South Korea, Japan hold first security talks for five years

SEOUL (AFP) - South Korea and Japan on Tuesday held their first high-level security talks in more than five years despite simmering tensions over territorial and historical disputes.

The resumption of the so-called "2+2" talks involving senior foreign ministry and defence officials represented a slow thaw in practical diplomatic contacts despite a glacial rift in the overall relationship.

South Korean officials said the meeting, last held in 2009, covered regional security, defence policies and cooperation, but refused to disclose any further details.

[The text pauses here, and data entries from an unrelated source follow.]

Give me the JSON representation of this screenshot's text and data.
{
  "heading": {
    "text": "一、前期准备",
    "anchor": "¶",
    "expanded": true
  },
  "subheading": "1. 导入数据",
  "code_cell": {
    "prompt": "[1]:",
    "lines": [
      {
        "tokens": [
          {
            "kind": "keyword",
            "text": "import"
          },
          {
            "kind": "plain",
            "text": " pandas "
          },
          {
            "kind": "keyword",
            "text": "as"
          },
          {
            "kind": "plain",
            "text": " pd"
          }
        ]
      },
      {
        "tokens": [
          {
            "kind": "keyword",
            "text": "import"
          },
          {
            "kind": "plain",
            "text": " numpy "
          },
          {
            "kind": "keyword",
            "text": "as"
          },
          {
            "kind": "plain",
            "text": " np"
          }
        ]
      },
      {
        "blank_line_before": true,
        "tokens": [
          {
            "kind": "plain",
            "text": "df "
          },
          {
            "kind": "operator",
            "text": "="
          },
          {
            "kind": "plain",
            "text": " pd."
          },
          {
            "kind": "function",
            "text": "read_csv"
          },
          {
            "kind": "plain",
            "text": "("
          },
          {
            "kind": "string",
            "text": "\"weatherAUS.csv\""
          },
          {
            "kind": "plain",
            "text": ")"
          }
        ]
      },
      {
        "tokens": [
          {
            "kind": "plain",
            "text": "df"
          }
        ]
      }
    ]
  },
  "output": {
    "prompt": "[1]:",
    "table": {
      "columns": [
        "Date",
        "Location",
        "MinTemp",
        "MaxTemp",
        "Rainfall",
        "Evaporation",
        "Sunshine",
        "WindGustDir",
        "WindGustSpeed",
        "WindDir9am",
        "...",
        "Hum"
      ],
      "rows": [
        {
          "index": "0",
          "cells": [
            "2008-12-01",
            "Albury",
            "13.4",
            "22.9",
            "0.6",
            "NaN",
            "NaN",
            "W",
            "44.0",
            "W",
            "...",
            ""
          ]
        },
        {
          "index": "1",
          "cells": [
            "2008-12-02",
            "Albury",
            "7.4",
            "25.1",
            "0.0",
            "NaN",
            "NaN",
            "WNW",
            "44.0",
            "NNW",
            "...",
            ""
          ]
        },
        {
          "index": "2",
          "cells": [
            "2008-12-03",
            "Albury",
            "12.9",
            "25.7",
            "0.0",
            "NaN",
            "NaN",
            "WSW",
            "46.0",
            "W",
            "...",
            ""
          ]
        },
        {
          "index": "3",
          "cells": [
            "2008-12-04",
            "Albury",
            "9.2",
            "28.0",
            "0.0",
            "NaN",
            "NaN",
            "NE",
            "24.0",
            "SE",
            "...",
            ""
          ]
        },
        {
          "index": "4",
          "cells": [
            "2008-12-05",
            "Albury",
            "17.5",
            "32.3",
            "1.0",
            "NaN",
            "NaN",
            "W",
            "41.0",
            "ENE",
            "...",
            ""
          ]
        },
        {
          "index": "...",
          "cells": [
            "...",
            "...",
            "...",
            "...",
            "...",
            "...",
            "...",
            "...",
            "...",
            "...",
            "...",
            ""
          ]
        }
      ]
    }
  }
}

The talks came at a particularly sensitive time as the region prepares to mark the 70th anniversary of the end of World War II, and with a rising tide of nationalism in Northeast Asia.

South Korea is closely watching a possible change in defence cooperation guidelines between Japan and the United States following Tokyo's decision to exercise its collective self-defence right.

Bilateral ties have always been problematic given the bitter legacy of Japan's 1910-45 rule over the Korean peninsula.

Seoul feels Tokyo has yet to fully atone for the excesses of its colonial rule and the forced recruitment of Korean women to wartime military brothels.

More recently, Tokyo has angered Seoul with renewed claims to a tiny set of South Korean-controlled islets, which have been the focus of a decades-old sovereignty row.

The foreign ministers of South Korea, China and Japan met in Seoul last month and pledged to work towards a trilateral leadership summit at "the earliest" opportunity, but observers say such a meet is unlikely in the short term.

South Korean President Park Geun Hye and Chinese President Xi Jinping have already held two fruitful bilateral summits.

But Park has refused to sit down one-on-one with Japanese Prime Minister Shinzo Abe, while Xi has only managed a brief meeting with Abe on the sidelines of an APEC gathering in Beijing last year.

The rift between Seoul and Tokyo is particularly disturbing for the United States, which wants its two key military allies in Asia to be united in the face of an increasingly assertive China.